14 October 2010

Mixing inheritance strategies in Entity Framework models

The Microsoft Entity Framework v4 runtime supports three entity inheritance models: TPT, TPH, and TPC. When using the built-in EF designer and tools in Microsoft Visual Studio 2010, the default inheritance strategy in model-first scenarios is TPT. TPH inheritance can be manually mapped in the designer, and TPC requires editing the mapping (MSL) in the EDMX file manually or using third party tools.

TPT, TPH, and TPC explained

TPT is short for Table Per Type. In TPT inheritance, there is one central table containing all the base class members and then one table per subclass containing the key and the members that are immediate (non-inherited) members of the subclass. In database terms this can be described as a normalized model, with additional tables for members that are not always present.

tptIllustration

TPH is short for Table Per Hierarchy. In TPH inheritance there is only one table representing the base class and all subclasses. Members must be nullable to avoid errors when a subclass don't contain members of another subclass. In database terms TPH can be described as a denormalized model, since one wide table is used to represent all of the types in the hierarchy with columns that are left with a null value if they are not members of the entity type.

tphIllustration

TPC is short for Table Per Concrete type. In TPC inheritance, every class in a inheritance hierarchy will have their own table. The inheritance hierarchy masks the fact that there are several independent underlying tables, representing each subtype.

tpcIllustration

Choosing inheritance strategy in Entity Framework

Choosing an inheritance strategy when using the VS2010 built-in tools often means making a model-wide decision on what type of entity inheritance to use. If you work in a 'Model First' pattern, where you create your entity classes in the model designer and then generate SSDL and the database from that, the designer will by default use TPT inheritance for all hierarchies. Microsoft have some plugins that can add model-first TPH support to the designer, and if you want to use TPC inheritance you need to do your mappings by hand using an XML editor or third-party tools.

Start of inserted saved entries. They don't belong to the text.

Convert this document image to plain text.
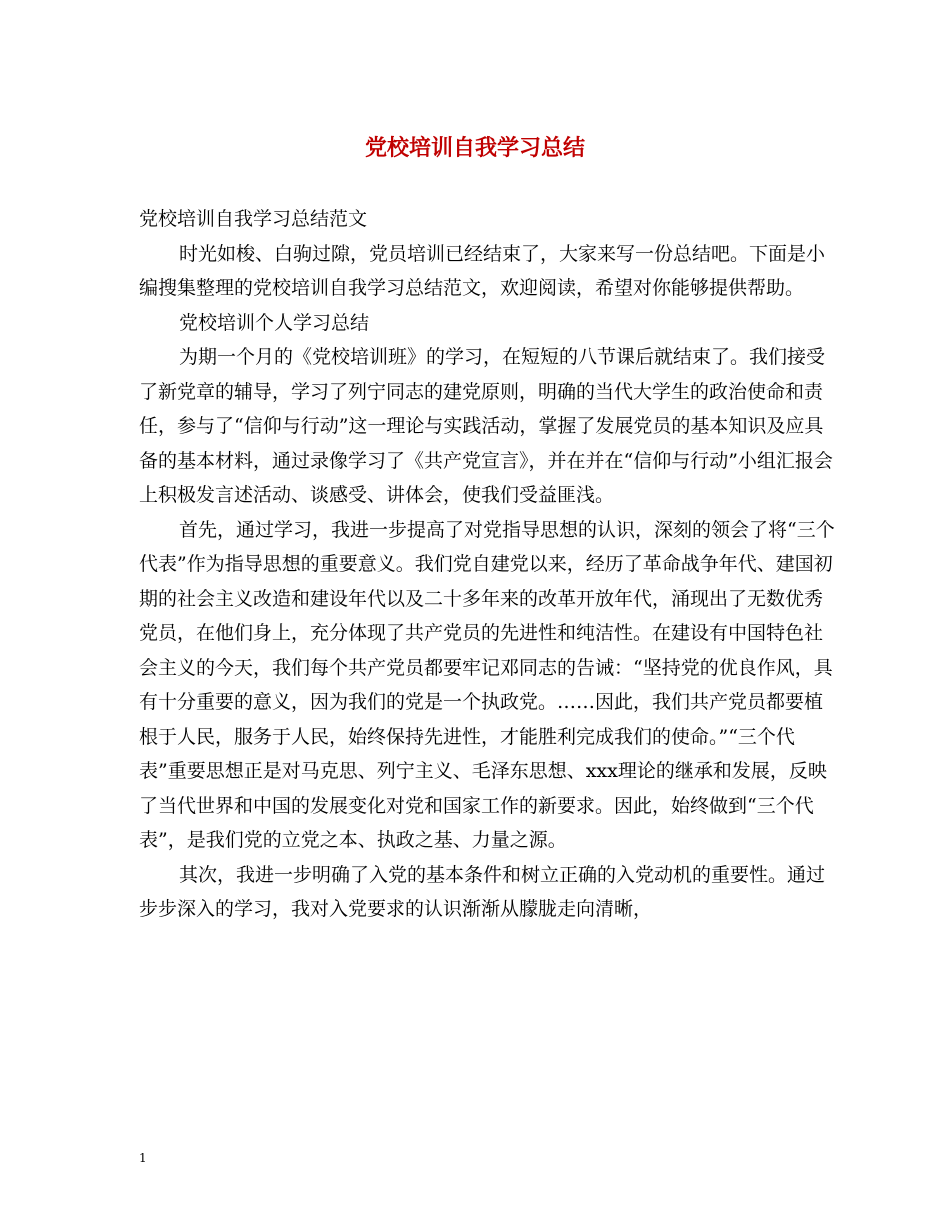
党校培训自我学习总结

党校培训自我学习总结范文

时光如梭、白驹过隙，党员培训已经结束了，大家来写一份总结吧。下面是小编搜集整理的党校培训自我学习总结范文，欢迎阅读，希望对你能够提供帮助。

党校培训个人学习总结

为期一个月的《党校培训班》的学习，在短短的八节课后就结束了。我们接受了新党章的辅导，学习了列宁同志的建党原则，明确的当代大学生的政治使命和责任，参与了“信仰与行动”这一理论与实践活动，掌握了发展党员的基本知识及应具备的基本材料，通过录像学习了《共产党宣言》，并在并在“信仰与行动”小组汇报会上积极发言述活动、谈感受、讲体会，使我们受益匪浅。

首先，通过学习，我进一步提高了对党指导思想的认识，深刻的领会了将“三个代表”作为指导思想的重要意义。我们党自建党以来，经历了革命战争年代、建国初期的社会主义改造和建设年代以及二十多年来的改革开放年代，涌现出了无数优秀党员，在他们身上，充分体现了共产党员的先进性和纯洁性。在建设有中国特色社会主义的今天，我们每个共产党员都要牢记邓同志的告诫：“坚持党的优良作风，具有十分重要的意义，因为我们的党是一个执政党。……因此，我们共产党员都要植根于人民，服务于人民，始终保持先进性，才能胜利完成我们的使命。”“三个代表”重要思想正是对马克思、列宁主义、毛泽东思想、xxx理论的继承和发展，反映了当代世界和中国的发展变化对党和国家工作的新要求。因此，始终做到“三个代表”，是我们党的立党之本、执政之基、力量之源。

其次，我进一步明确了入党的基本条件和树立正确的入党动机的重要性。通过步步深入的学习，我对入党要求的认识渐渐从朦胧走向清晰，

1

Microsoft's Alex James has written a nice blog post on how to choose inheritance strategy, that describes the differences and merits to each of the inheritance strategies supported by Entity Framework:
http://blogs.msdn.com/b/alexj/archive/2009/04/15/tip-12-choosing-an-inheritance-strategy.aspx

However, I don't think the decision of what inheritance strategy to use should be a model-level decision. Each of the inheritance strategies have their merits and drawbacks:

  • TPT inheritance is sleek storage wise, the tables involved contain only the valid members. However, the SQL queries generated for complex TPT hierarchies can easily become very large and complex even for simple hierarchies. For complex hierarchies there can be a noticeable overhead in generating the queries, when SQL Server generates execution plans, and in cost of executing the queries.

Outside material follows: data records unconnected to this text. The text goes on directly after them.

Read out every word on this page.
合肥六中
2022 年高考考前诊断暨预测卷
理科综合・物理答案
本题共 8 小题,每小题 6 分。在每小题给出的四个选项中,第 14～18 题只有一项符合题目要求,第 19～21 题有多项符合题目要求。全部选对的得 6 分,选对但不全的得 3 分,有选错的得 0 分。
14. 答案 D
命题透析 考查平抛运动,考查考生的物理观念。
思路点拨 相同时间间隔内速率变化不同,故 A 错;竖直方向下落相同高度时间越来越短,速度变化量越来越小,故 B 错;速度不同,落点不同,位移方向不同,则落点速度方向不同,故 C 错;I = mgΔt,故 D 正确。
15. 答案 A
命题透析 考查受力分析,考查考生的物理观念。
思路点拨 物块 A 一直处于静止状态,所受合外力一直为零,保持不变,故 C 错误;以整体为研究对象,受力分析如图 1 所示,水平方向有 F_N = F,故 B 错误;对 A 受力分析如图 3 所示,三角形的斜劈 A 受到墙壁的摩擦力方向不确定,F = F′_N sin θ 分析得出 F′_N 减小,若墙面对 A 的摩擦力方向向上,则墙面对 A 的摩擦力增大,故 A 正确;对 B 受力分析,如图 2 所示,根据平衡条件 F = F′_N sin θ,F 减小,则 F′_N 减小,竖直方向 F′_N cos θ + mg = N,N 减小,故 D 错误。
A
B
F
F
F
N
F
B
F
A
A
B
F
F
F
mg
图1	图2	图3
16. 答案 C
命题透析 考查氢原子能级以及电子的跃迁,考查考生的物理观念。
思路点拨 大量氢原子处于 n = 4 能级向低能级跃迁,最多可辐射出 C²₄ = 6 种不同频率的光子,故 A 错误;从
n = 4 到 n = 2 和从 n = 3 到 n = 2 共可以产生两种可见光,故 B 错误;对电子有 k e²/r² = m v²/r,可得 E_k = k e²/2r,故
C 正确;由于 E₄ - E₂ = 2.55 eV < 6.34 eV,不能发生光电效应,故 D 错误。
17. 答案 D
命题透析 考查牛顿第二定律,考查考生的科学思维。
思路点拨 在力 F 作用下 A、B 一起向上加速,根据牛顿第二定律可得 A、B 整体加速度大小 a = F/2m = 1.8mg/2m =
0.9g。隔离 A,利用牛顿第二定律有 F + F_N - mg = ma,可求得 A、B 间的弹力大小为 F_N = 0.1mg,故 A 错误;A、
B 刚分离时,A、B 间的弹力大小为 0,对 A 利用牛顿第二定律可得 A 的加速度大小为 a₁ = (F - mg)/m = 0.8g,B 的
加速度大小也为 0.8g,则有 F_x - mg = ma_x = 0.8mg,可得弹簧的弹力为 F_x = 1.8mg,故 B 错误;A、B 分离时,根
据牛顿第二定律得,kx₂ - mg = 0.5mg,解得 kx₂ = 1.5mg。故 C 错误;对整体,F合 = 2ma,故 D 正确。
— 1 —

    Even with a handful of subtypes, TPT hierarchies require EF to create all possible joins and then create a big UNIONed query covering all options, unless the query specifically asks for a single type within the hierarchy.

    Some of the performance considerations related to TPT are outlined in a blog post in the EF team’s blog:
    http://blogs.msdn.com/b/adonet/archive/2010/08/17/performance-considerations-when-using-tpt-table-per-type-inheritance-in-the-entity-framework.aspx
  • TPH inheritance results in wider tables with many nullable columns, since all types within a inheritance hierarchy maps to the same table. Nullable columns opens up the possibility for missing values going undetected (bad data), and wide tables will use more storage space than narrower tables.

    However, the SQL queries generated for TPH hierarchies are more simple and TPH inheritance can have a performance advantage over TPT both when generating queries and when running the queries. (Although it is worth noting that it doesn’t always have a performance advantage; pulling a few fields from a very wide table with many records can result in a lot of unnecessary I/O).
  • TPC inheritance is also good storage-wise since each type has its own table with no redundant columns. However, due to having multiple tables, TPC adds some constraints on the choice of keys.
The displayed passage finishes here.